Quand le pouvoir s'enrhume, la Kabylie tousse? Déstructuration du tissu industriel, dislocation du secteur d'Etat, licenciements par centaines de milliers, privatisations en rafale, explosion du prix des produits de première nécessité, non-paiement des salaires, réductions des libertés, négation de l'identité et de la langue "amazigh" (berbère), négation des droits des femmes... Tel est le bilan du pouvoir algérien, "enrichi" depuis l'avènement de Bouteflika. La Kabylie, elle, est en lutte depuis 21 ans pour que soient reconnues la langue et la culture amazigh comme étant nationales et officielles, pour les libertés individuelles et collectives et pour l'amélioration de la situation sociale et économique. Les événements et les manifestations de la Casbah d'Alger en 1985, les événements de Constantine et de Sétif en 1986, la grève générale de toutes les universités en 1987, l'insurrection populaire d'octobre 1988, toutes les grèves ouvrières depuis 30 ans, dont celle d'Alfasid (le plus grand complexe sidérurgique d'Algérie) réprimée sauvagement par Bouteflika moins d'un mois après son élection: les exemples de révoltes populaires sont nombreux. Le seul "complot" qui existe est celui de Bouteflika et des généraux, celui qui leur a permis de pomper les richesses de l'Algérie.

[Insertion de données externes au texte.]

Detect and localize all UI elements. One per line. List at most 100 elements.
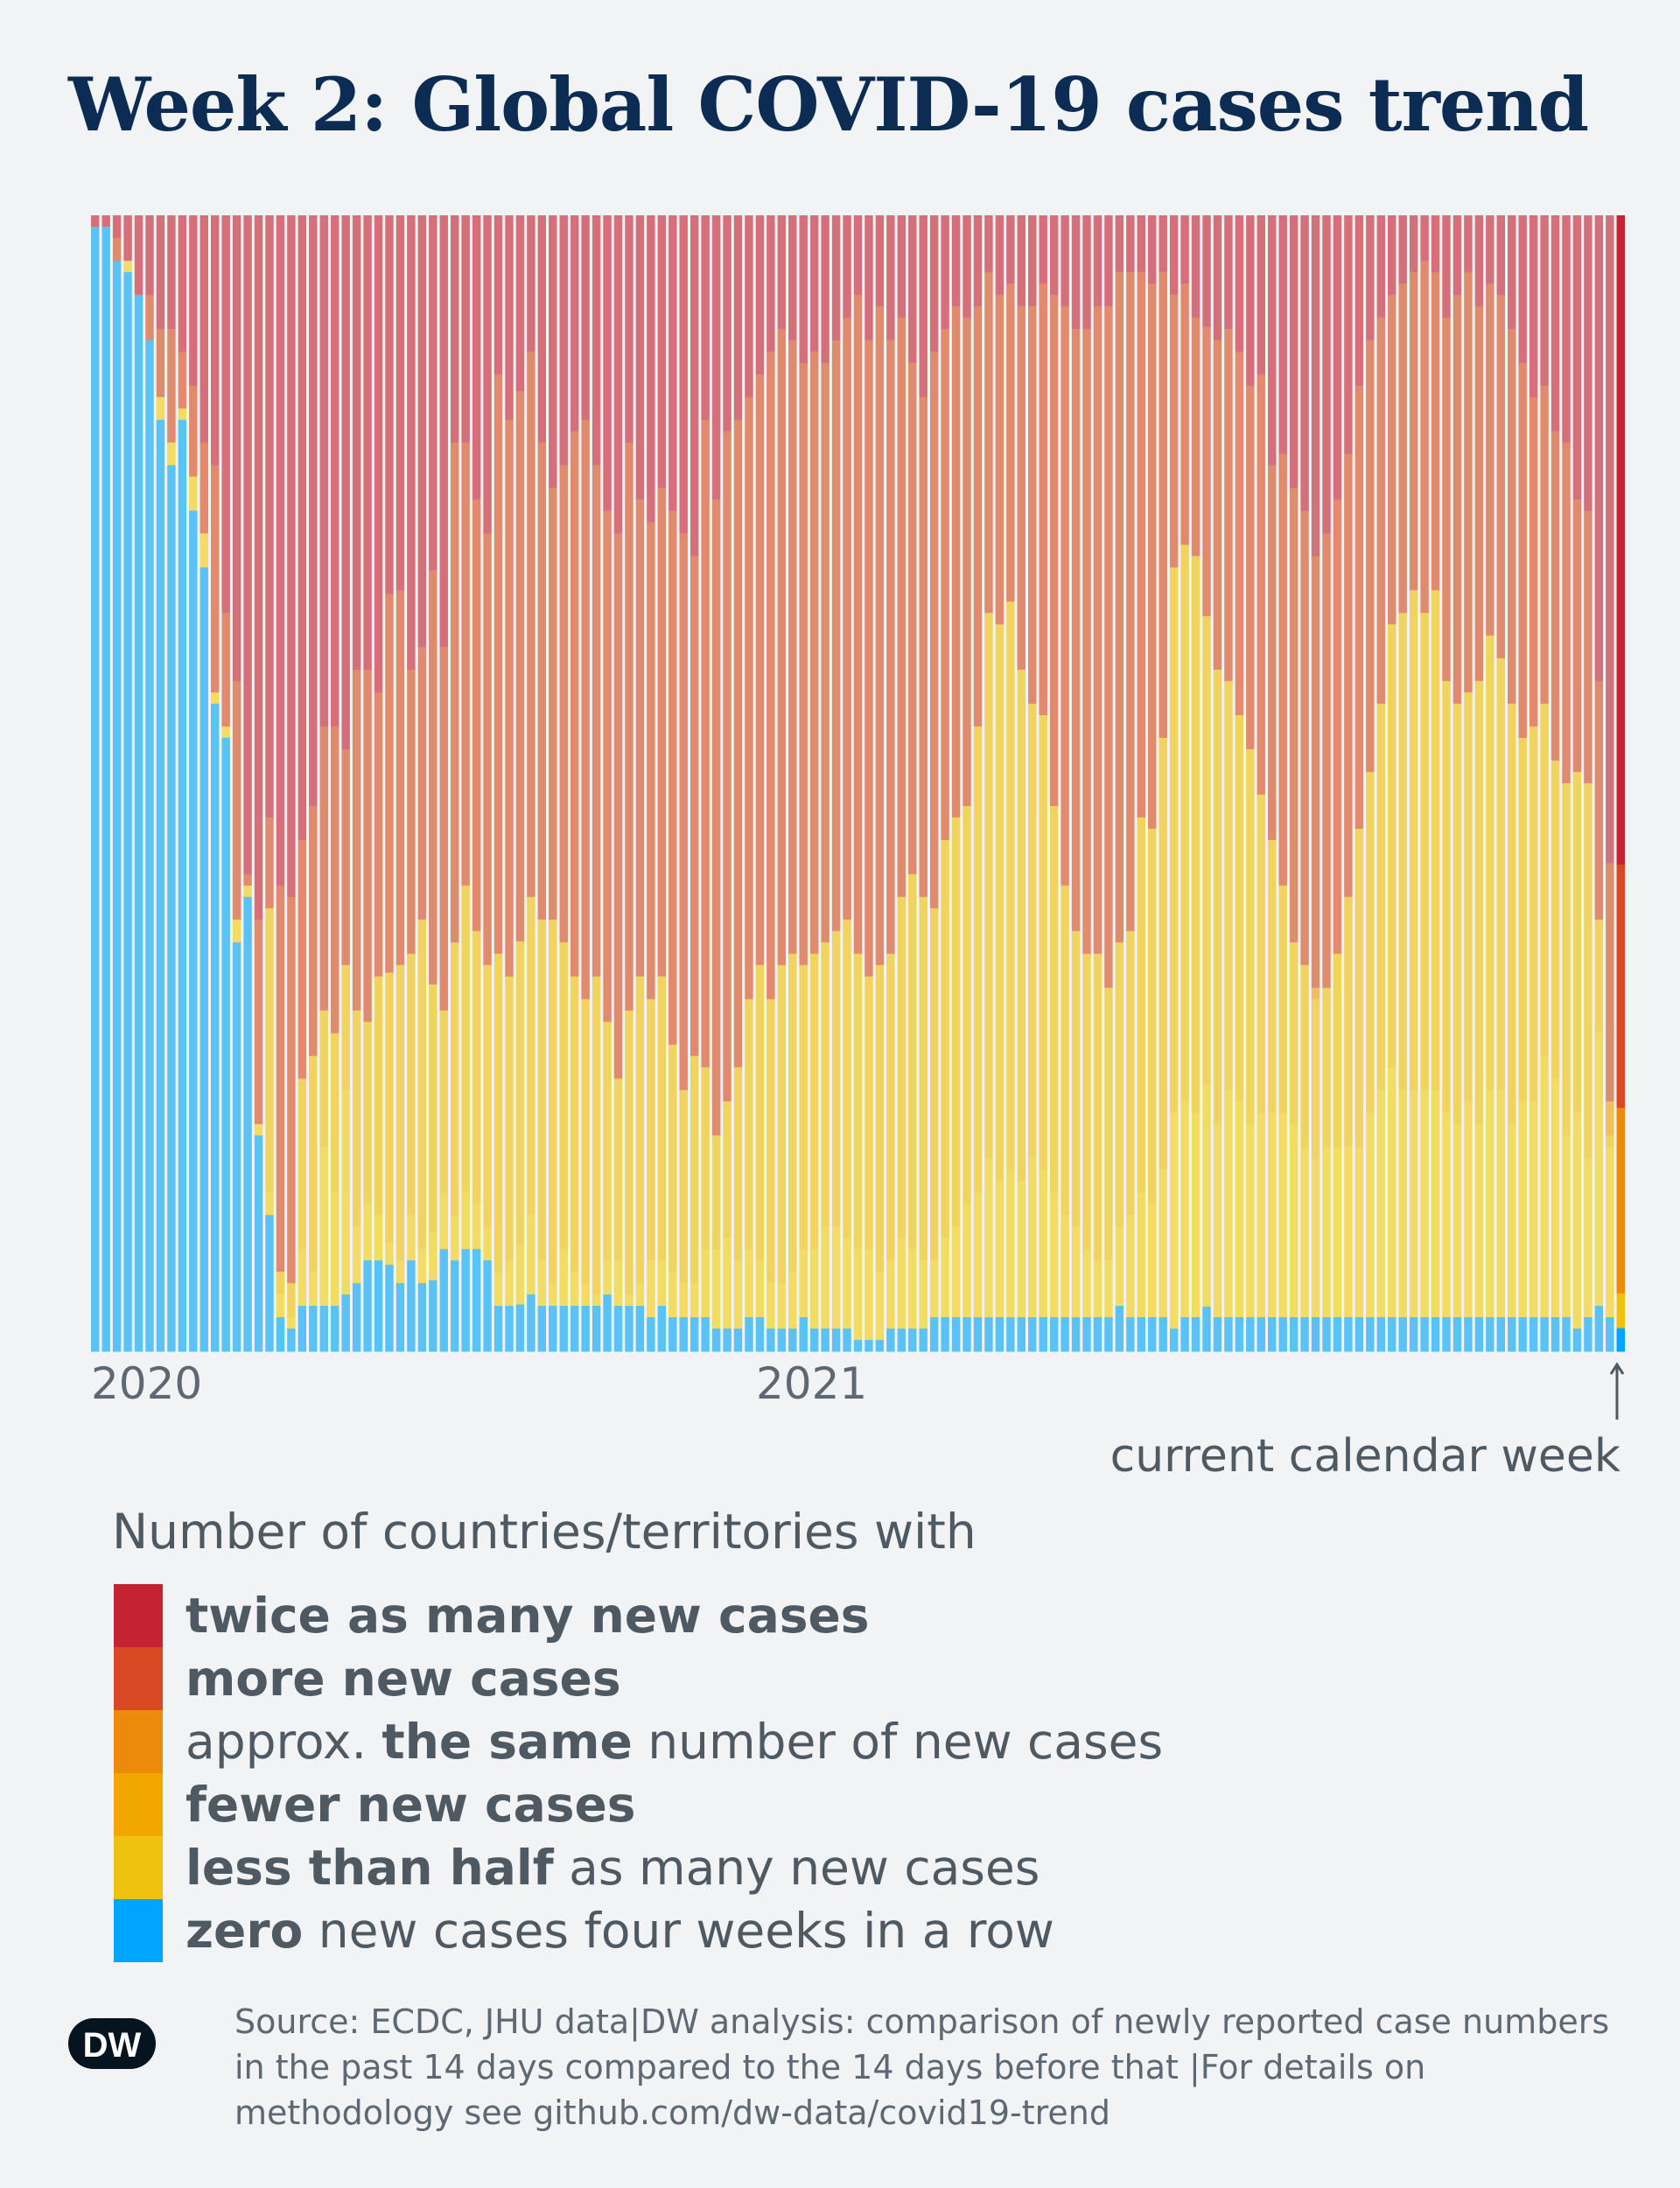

Il est urgent que la contestation kabyle soit relayée par des mouvements de soutien et de solidarité, en Algérie et à l'étranger, pour que cesse le bain de sang et pour le règlement juste et définitif de la question démocratique amazigh. Que le mouvement de la Kabylie soit un tremplin pour redynamiser la lutte démocratique et sociale contre le régime des tyrans en Algérie.